The government’s own embrace of cryptocurrency was notable: within days of the conflict’s escalation, Ukraine posted official crypto donation wallet addresses and received approximately $225 million in cryptocurrency plus $190,000 in NFTs. The majority arrived in USDT and Ethereum, with funds used for humanitarian and military purposes including protective equipment and drones.
Industry Focus
Ukraine’s crypto ecosystem builds on the country’s strong IT sector, which has long been a source of blockchain developers and technical talent. The Diia.City regime specifically attracts blockchain companies with its favorable tax treatment. Key areas of activity include exchange services, blockchain development, DeFi applications, and government technology integration. The blockchain estate registry project demonstrates ambition to apply distributed ledger technology to public administration and property records.
Regulatory Evolution
Ukraine’s regulatory trajectory is closely linked to its EU candidacy, received in June 2022. Both Law 2074-IX and Draft Law 10225-d are explicitly designed to align with the EU’s Markets in Crypto-Assets Regulation (MiCA). VASP reporting obligations are being structured to comply with the OECD Crypto-Asset Reporting Framework (CARF) and the EU DAC8 Directive on automatic exchange of crypto tax information. The regulatory sandbox helps blockchain startups prepare for MiCA conformity.

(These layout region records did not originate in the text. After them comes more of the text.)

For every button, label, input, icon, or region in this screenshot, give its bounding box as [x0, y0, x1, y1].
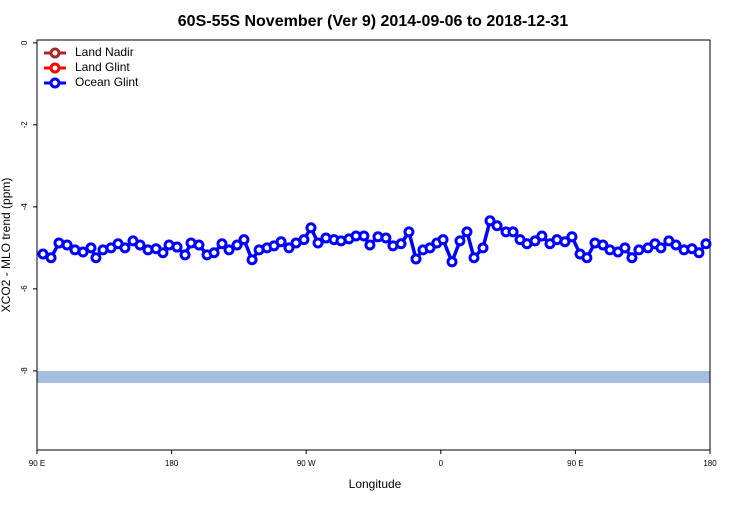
point: [231, 239, 243, 251]
y-tick-label: 0: [20, 40, 29, 45]
point: [454, 235, 466, 247]
point: [283, 242, 295, 254]
point: [193, 239, 205, 251]
x-tick-label: 90 E: [29, 459, 45, 468]
point: [700, 238, 712, 250]
point: [477, 242, 489, 254]
point: [566, 231, 578, 243]
point: [484, 215, 496, 227]
y-tick-label: -2: [20, 121, 29, 129]
x-axis-label: Longitude: [349, 477, 402, 491]
point: [626, 252, 638, 264]
legend-label: Land Glint: [75, 60, 130, 74]
point: [529, 235, 541, 247]
point: [275, 236, 287, 248]
point: [305, 222, 317, 234]
point: [437, 234, 449, 246]
point: [85, 242, 97, 254]
y-tick-label: -6: [20, 285, 29, 293]
point: [171, 241, 183, 253]
point: [119, 242, 131, 254]
x-tick-label: 180: [165, 459, 179, 468]
point: [410, 253, 422, 265]
x-tick-label: 90 W: [297, 459, 316, 468]
x-tick-label: 0: [439, 459, 444, 468]
point: [461, 226, 473, 238]
point: [597, 239, 609, 251]
point: [298, 234, 310, 246]
point: [468, 252, 480, 264]
point: [403, 226, 415, 238]
point: [238, 234, 250, 246]
point: [61, 239, 73, 251]
point: [581, 252, 593, 264]
chart-title: 60S-55S November (Ver 9) 2014-09-06 to 2…: [178, 13, 569, 30]
x-tick-label: 90 E: [567, 459, 583, 468]
y-tick-label: -4: [20, 203, 29, 211]
point: [424, 242, 436, 254]
point: [45, 252, 57, 264]
point: [507, 226, 519, 238]
point: [134, 239, 146, 251]
legend-marker: [49, 47, 61, 59]
point: [619, 242, 631, 254]
point: [655, 242, 667, 254]
point: [670, 239, 682, 251]
x-tick-label: 180: [703, 459, 717, 468]
point: [633, 244, 645, 256]
point: [208, 247, 220, 259]
y-tick-label: -8: [20, 367, 29, 375]
legend-marker: [49, 77, 61, 89]
point: [90, 252, 102, 264]
point: [312, 237, 324, 249]
point: [179, 249, 191, 261]
legend-label: Land Nadir: [75, 45, 134, 59]
point: [157, 247, 169, 259]
legend-label: Ocean Glint: [75, 75, 139, 89]
legend-marker: [49, 62, 61, 74]
point: [246, 254, 258, 266]
point: [77, 246, 89, 258]
point: [223, 244, 235, 256]
point: [364, 239, 376, 251]
point: [395, 238, 407, 250]
point: [380, 232, 392, 244]
point: [446, 256, 458, 268]
point: [491, 220, 503, 232]
point: [536, 230, 548, 242]
y-axis-label: XCO2 - MLO trend (ppm): [0, 178, 13, 313]
point: [216, 238, 228, 250]
point: [559, 236, 571, 248]
point: [693, 247, 705, 259]
point: [358, 230, 370, 242]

As a MONEYVAL member, Ukraine has undergone AML/CFT evaluation, with its virtual assets rating noted as an area requiring improvement. The AML/CFT framework has been extended to cover virtual assets and VASPs, requiring customer due diligence, record-keeping, suspicious transaction reporting, and compliance with targeted financial sanctions. The wartime context has both accelerated legislative ambition and delayed implementation, as legislative bandwidth has been consumed by conflict priorities.